Evangelium liefert Maßstäbe
Sind Christinnen und Christen bessere Politiker? Wolfgang Thierse glaubt das nicht. Zumal sich aus dem Evangelium verschiedene Positionen ableiten ließen, wie das Spektrum mehrheitlich christlicher Parteien zeige. Er ermunterte christliche Politiker, sie sollten „ihre Entscheidungen durchaus an den Maßstäben überprüfen, die sie aus ihrem Glauben ableiten“. Denn das Evangelium liefere Maßstäbe für Gerechtigkeit, Verantwortung, Gemeinwohl und viele andere Themen. „Das Evangelium handelt von der Würde.“ Es erzähle von der Gotteskindschaft und zeige, dass der Mensch nicht nur Arbeitskraft und Konsument sei. Allerdings, so Thierses Empfehlung für die Statements christlicher Politiker: „Sie sollten sich etwas mehr Mühe mit ihren Begründungen machen.“

Eine Partei soll eine Meinung vertreten
Das Publikum, das dem stringent und gut verständlichen Vortrag interessiert gefolgt war, lauschte ebenso mucksmäuschenstill dem anschließenden Gespräch, das Arnd Henze als evangelischer Theologe mit dem katholischen Politiker führte. Durch die mal provozierenden, mal nachhakenden Fragen des kundig und einfühlsam moderierenden Henze und durch Fragen aus dem Publikum führte Thierse einige Punkte weiter aus. So widersprach er „entschieden“ dem Eindruck, der Afghanistan-Militäreinsatz sei 2001 eine Machtfrage gewesen: „Wir waren in einem Bündnis.

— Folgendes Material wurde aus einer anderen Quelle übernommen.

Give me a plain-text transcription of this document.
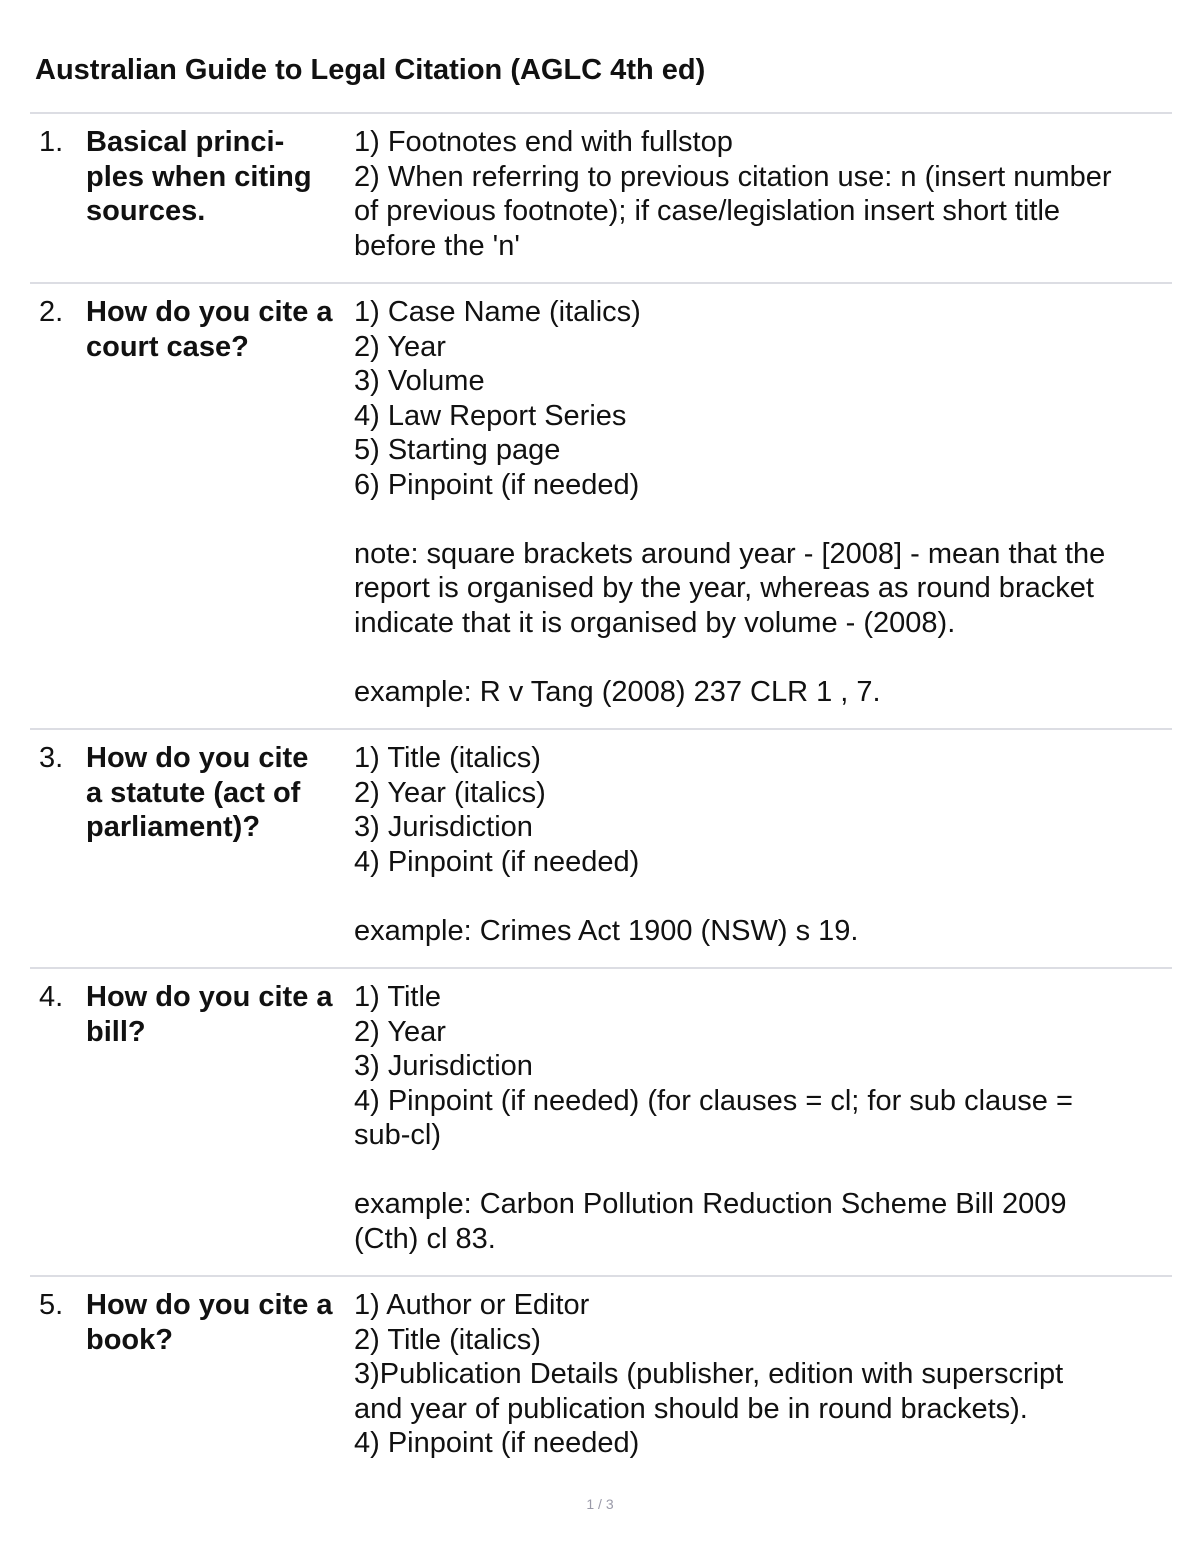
Australian Guide to Legal Citation (AGLC 4th ed)
1. Basical princi-
ples when citing
sources.
1) Footnotes end with fullstop
2) When referring to previous citation use: n (insert number
of previous footnote); if case/legislation insert short title
before the 'n'
2. How do you cite a
court case?
1) Case Name (italics)
2) Year
3) Volume
4) Law Report Series
5) Starting page
6) Pinpoint (if needed)
note: square brackets around year - [2008] - mean that the
report is organised by the year, whereas as round bracket
indicate that it is organised by volume - (2008).
example: R v Tang (2008) 237 CLR 1 , 7.
3. How do you cite
a statute (act of
parliament)?
1) Title (italics)
2) Year (italics)
3) Jurisdiction
4) Pinpoint (if needed)
example: Crimes Act 1900 (NSW) s 19.
4. How do you cite a
bill?
1) Title
2) Year
3) Jurisdiction
4) Pinpoint (if needed) (for clauses = cl; for sub clause =
sub-cl)
example: Carbon Pollution Reduction Scheme Bill 2009
(Cth) cl 83.
5. How do you cite a
book?
1) Author or Editor
2) Title (italics)
3)Publication Details (publisher, edition with superscript
and year of publication should be in round brackets).
4) Pinpoint (if needed)
1 / 3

Es gab starke Argumente und Zweifel.“ Auch etwas anderes ärgerte Thierse: „Ich habe etwas gegen die negative Mythisierung des Fraktionszwangs.“ Es sei für Debatten und Bürger hilfreicher, „dass eine Partei eine Meinung vertritt und nicht 25“.

Friedensethik bleibt grundlegend
In punkto absoluter Friedensethik glaubt Thierse, dass sie „nicht durchzuhalten“ sei, dass sie aber „grundlegende Orientierung“ bleiben müsse und „auf keinen Fall“ nur militärische Einsätze sinnvoll seien. In punkto Wirtschaft warnte er vor Handelsabkommen, die rechtsstaatliche Errungenschaften wie Umweltstandards und kulturelle Vielfalt außer Kraft setzen könnten. Auch sieht Thierse es als problematisch an, „dass eine Mehrheit ganz selbstverständlich einer Wachstumsideologie anhängt“. Sein Wunsch, auch wenn er die Planwirtschaft als Ex-DDRler hat scheitern sehen: „Wir brauchen ein Modell dafür, wie eine Wirtschaft ohne Wachstum funktionieren kann.“

Menschen wollen Verbindlichkeit
Henze erinnerte an die EKD-Erklärung zur Null-Toleranz für Rüstungsexporte in Drittländer, was Thierse begrüßte: „Ich wünsche mir sehr, dass die Kirche da eindeutig bleibt.“ Er betonte nochmals die Bedeutung der Trennung von Staat und Kirche. Zugleich lebe ein weltanschaulich neutraler Staat davon, „dass die Bürger nicht weltanschaulich neutral sind“. Es gelte, die eigene Position, gerade in ethischen Fragen, kundzutun. Im Hinblick auf die Kirche sei es sinnvoll, dass sie mit einer Stimme anstatt mit zehn spreche. „Je pluraler die Gesellschaft ist, umso größer das Stimmengewirr“ – und umso notwendiger seien eindeutige Voten, um wahrgenommen zu werden. „Ich sehe das Bedürfnis von Menschen, Verbindlichkeit zu erfahren.“ Für ihn als Politiker hätten klare Positionen und Maßstäbe einen großen Vorteil: „Die Freiheit besteht darin, dass ich mich an diesen Maßstäben abarbeiten kann und aufgrund meines Sachverstands und Gewissens entscheide.“ Denn letztlich gehe es für christliche wie für nicht-christliche Politiker immer um eins: „In der Politik muss man entscheiden.“

Turmspitzengel zum Dank
Viele Zuhörer entschieden sich auch: Sie blieben nach dem offiziellen Teil noch bei Getränken und Diskussionen im kleinen Kreis zusammen. Auch die beiden Männer aus Berlin genossen ein Bierchen, nachdem ihnen Pfarrer Thomas Werner als Hausherr jeweils einen Turmspitzengel der Gnadenkirche als Mini-Anhänger aus Messing überreicht hatte: „Als Zeichen des Trostes und der Ermutigung.“ Vielleicht verleitet er Thierse und Henze zum Wiederkommen? In jedem Fall, so die beiden unisono, hätten „solche kommunikativen Ereignisse“ einen hohen Stellenwert in der Gesellschaft. Denn leider sei es so, erklärte Thierse, „dass zu viele Menschen meinen, die Talkshows im Fernsehen seien Politik“.